Sunday, March 17, 2013

Heaven is a Place on Earth


     Expansive and wild, untamable, invincible, defender of the unrefined, buffalo and elk, mother of nature, father of survival, soul of tranquility, Yellowstone National Park is the sanctuary of character, the sanctuary of title, of knowledge, of mystery. It gives birth to Old Faithful Geyser and Yellowstone Lake, extending over 2,219,789 wildlife-inhabited acres, rocky as the mountains. Over two million and two hundred thousand acres of clawing, stampeding, grazing animals, of waterfalls and lakes and hot springs, of mountains and forest, of grass, meadow, pasture and vastness. Things get eaten here, things boil over, explode, graze, forage. The park is home to sixty-seven species of mammals, three hundred and twenty-two species of birds, sixteen species of fish, six species of reptiles, and four species of amphibians – all diversely equipped with beaks, claws, wings, fangs, antlers, hooves and fur – not to mention the pronghorns, moose, and black bears, white-tailed deer, mountain goat, and bighorn sheep, grey wolves and mountain lions that exist only to compound the beauty and perfection of life.
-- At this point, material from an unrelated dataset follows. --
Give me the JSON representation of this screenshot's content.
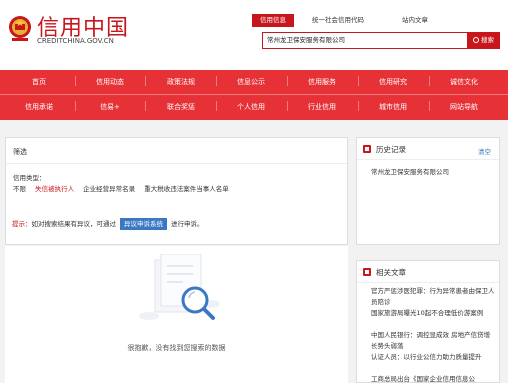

There are lynx here, black bears, bobcats, and cattle, there are wolverines, bald eagles, and cutthroat trout. They feed on each other, in the prairie and plains they lay eggs, they scratch and sniff and peruse the enormous land, growling and howling through the long nights until the earth echoes a sweet lullaby.

1 comment:

  1. I like how through your description of Yellowstone National Park you resemble the second environmental passage we read in class this week.